The city has since said goodbye to the old Cooper field and replaced it with the diamonds at Deerfield Park. Rifle Parks and Recreation migrated from its cemetery shack to a modern office building. The former cement hole held together with duct tape called the Art Dague Pool is now the multifaceted Rifle Metro Pool.

Rifle Parks and Recreation Department Director Tom Whitmore studies a bulb.
Submitted/Austin Rickstrew

Former Rifle City Council Member Theresa Hamilton said Whitmore has been a large part behind the great recreational facilities and improvements like these throughout Rifle.

“The amount of parks that we have for our city are comparable to cities much larger than Rifle, and Tom has been integral in the development of those facilities and the maintenance of those facilities,” she said. “It’s one thing to say that you’ve got a lot of parks, but you’ve got great parks that are maintained as well as ours. That takes a lot more time and energy and effort.”


Monday morning was sunny, and Deerfield Park looked like it belonged in the Field of Dreams. 

Whitmore sat in the lobby of the Rifle Parks and Recreation office, which straddles Deerfield Park, and said he had already finished taking down the artwork in his office.

“This is one of my last days, and I still talk about everything in terms of what we’re going to do next year,” he said. “It’s kind of weird after you’ve been involved with something for 27 years to all of a sudden realize you’re not going to be touching that anymore.”

He is a native of Burlington, on the eastern plains of Colorado. He’s soon leaving with his longtime wife, Lisa, to be closer to grandchildren in western Kansas. This way he won’t have a weather-induced bipolar barrier like Glenwood Canyon blocking him, he joked.

Rifle Parks and Recreation Department Director Tom Whitmore hard at work.
Submitted/Austin Rickstrew

But, still, he continued to think of future projects. Namely, the city’s trying to put up a public park on Birch Avenue, and Whitmore immediately went into how they’ve solicited for an architectural firm for its design.

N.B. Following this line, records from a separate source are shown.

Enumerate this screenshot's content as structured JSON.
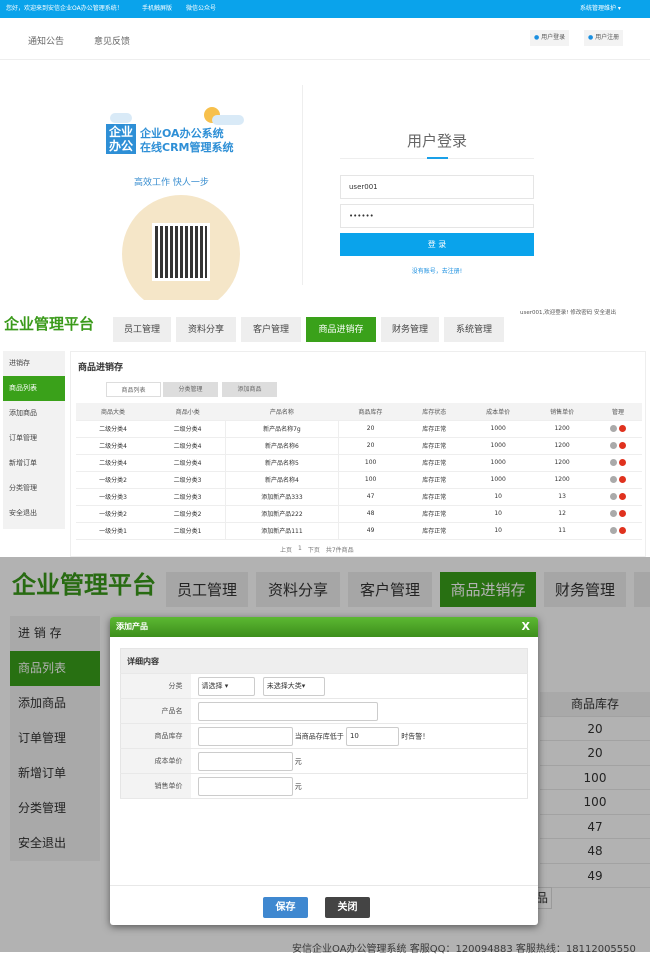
{
  "login_page": {
    "topbar": {
      "welcome": "您好，欢迎来到安信企业OA办公管理系统！",
      "mobile": "手机触屏版",
      "wechat": "微信公众号",
      "admin": "系统管理维护 ▾"
    },
    "nav": {
      "notice": "通知公告",
      "feedback": "意见反馈",
      "login": "用户登录",
      "register": "用户注册"
    },
    "logo": {
      "mark": "企业办公",
      "line1": "企业OA办公系统",
      "line2": "在线CRM管理系统"
    },
    "slogan": "高效工作 快人一步",
    "form": {
      "title": "用户登录",
      "username": "user001",
      "password": "••••••",
      "submit": "登 录",
      "register_link": "没有账号，去注册!"
    }
  },
  "platform": {
    "logo": "企业管理平台",
    "tabs": [
      "员工管理",
      "资料分享",
      "客户管理",
      "商品进销存",
      "财务管理",
      "系统管理"
    ],
    "user_info": "user001,欢迎登录!  修改密码  安全退出",
    "sidebar": [
      "进销存",
      "商品列表",
      "添加商品",
      "订单管理",
      "新增订单",
      "分类管理",
      "安全退出"
    ],
    "page_title": "商品进销存",
    "subtabs": [
      "商品列表",
      "分类管理",
      "添加商品"
    ],
    "table": {
      "headers": [
        "商品大类",
        "商品小类",
        "产品名称",
        "商品库存",
        "库存状态",
        "成本单价",
        "销售单价",
        "管理"
      ],
      "rows": [
        [
          "二级分类4",
          "二级分类4",
          "新产品名称7g",
          "20",
          "库存正常",
          "1000",
          "1200"
        ],
        [
          "二级分类4",
          "二级分类4",
          "新产品名称6",
          "20",
          "库存正常",
          "1000",
          "1200"
        ],
        [
          "二级分类4",
          "二级分类4",
          "新产品名称5",
          "100",
          "库存正常",
          "1000",
          "1200"
        ],
        [
          "一级分类2",
          "二级分类3",
          "新产品名称4",
          "100",
          "库存正常",
          "1000",
          "1200"
        ],
        [
          "一级分类3",
          "二级分类3",
          "添加新产品333",
          "47",
          "库存正常",
          "10",
          "13"
        ],
        [
          "一级分类2",
          "二级分类2",
          "添加新产品222",
          "48",
          "库存正常",
          "10",
          "12"
        ],
        [
          "一级分类1",
          "二级分类1",
          "添加新产品111",
          "49",
          "库存正常",
          "10",
          "11"
        ]
      ]
    },
    "pagination": {
      "prev": "上页",
      "current": "1",
      "next": "下页",
      "total": "共7件商品"
    }
  },
  "dialog_view": {
    "logo": "企业管理平台",
    "tabs": [
      "员工管理",
      "资料分享",
      "客户管理",
      "商品进销存",
      "财务管理"
    ],
    "sidebar": [
      "进 销 存",
      "商品列表",
      "添加商品",
      "订单管理",
      "新增订单",
      "分类管理",
      "安全退出"
    ],
    "column_header": "商品库存",
    "column_values": [
      "20",
      "20",
      "100",
      "100",
      "47",
      "48",
      "49"
    ],
    "behind_button": "品",
    "footer": "安信企业OA办公管理系统 客服QQ：120094883 客服热线：18112005550",
    "modal": {
      "title": "添加产品",
      "close": "X",
      "section": "详细内容",
      "category_label": "分类",
      "category_main": "请选择",
      "category_sub": "未选择大类",
      "name_label": "产品名",
      "stock_label": "商品库存",
      "stock_warn_prefix": "当商品存库低于",
      "stock_warn_value": "10",
      "stock_warn_suffix": "时告警！",
      "cost_label": "成本单价",
      "price_label": "销售单价",
      "unit": "元",
      "save": "保存",
      "cancel": "关闭"
    }
  }
}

“It was something I thought I’d get to see through a little bit more,” he said. “But, things in my life changed, and, of course, our assistant Parks and Recreation director, Austin Rickstrew, is very capable. I’m probably more excited about his opportunity and him getting to have his hands on it.”

Rickstrew said Whitmore is going to be missed and that “he’s leaving some big shoes to fill,” and that “he’s been a huge mentor to me. 

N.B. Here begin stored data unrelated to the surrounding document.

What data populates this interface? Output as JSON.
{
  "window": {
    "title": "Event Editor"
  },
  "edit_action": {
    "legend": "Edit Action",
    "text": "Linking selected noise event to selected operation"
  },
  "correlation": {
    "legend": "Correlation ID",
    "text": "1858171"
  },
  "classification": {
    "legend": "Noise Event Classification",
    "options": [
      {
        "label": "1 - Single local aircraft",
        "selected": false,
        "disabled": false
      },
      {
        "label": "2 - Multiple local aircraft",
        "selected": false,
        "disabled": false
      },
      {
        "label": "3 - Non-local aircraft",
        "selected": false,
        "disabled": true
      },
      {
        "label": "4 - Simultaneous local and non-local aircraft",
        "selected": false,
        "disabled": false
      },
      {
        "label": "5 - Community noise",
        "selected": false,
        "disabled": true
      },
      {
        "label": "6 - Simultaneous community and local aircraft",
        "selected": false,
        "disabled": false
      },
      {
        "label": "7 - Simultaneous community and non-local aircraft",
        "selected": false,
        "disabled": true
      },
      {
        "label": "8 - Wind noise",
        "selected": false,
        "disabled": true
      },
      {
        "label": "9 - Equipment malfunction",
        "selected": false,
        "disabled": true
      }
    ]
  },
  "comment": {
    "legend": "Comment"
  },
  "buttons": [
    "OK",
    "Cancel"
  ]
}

“Tom’s a huge asset to have with me and my career and progressing,” he said. “He just gives you the freedom to do things your way.”

Looking back, Whitmore can cite some of his most prized accomplishments. This includes keeping the Rifle Metro Pool open devoid of illnesses during COVID-19 or helping diminish what used to be 50-60 calls of misgivings per month to maybe one or two, he said.

One thing he’s truly honored by, however, was getting invited to speak at the funeral of former Rifle co-worker, Frankie Shaw.

“That made me feel pretty special,” Whitmore said. “And, it was quite an honor that they would ask me to do that.” 

Tom Whitmore during one of his last days on the job inside his office on Monday.
Ray K. Erku/Post Independent

But, as the future awaits, he wants the city and its residents to continue to trust Rifle’s Parks and Recreation Department, and he’s more than confident that will happen.

“I’d like people to continue to work together and treat each other like you have a partnership and not like your adversaries,” he said. “I think that’s one of the things I’ve most enjoyed is, I feel like we have a working relationship with everybody we work with.”

A send-off party is slated for Whitmore at the Ute Theater in Rifle from 11 a.m.-2 p.m. Oct. 12. The Ute Theater is located at 132 East 4th St.

Tom Whitmore and his former goatee and mustache attend a work function back in 2008.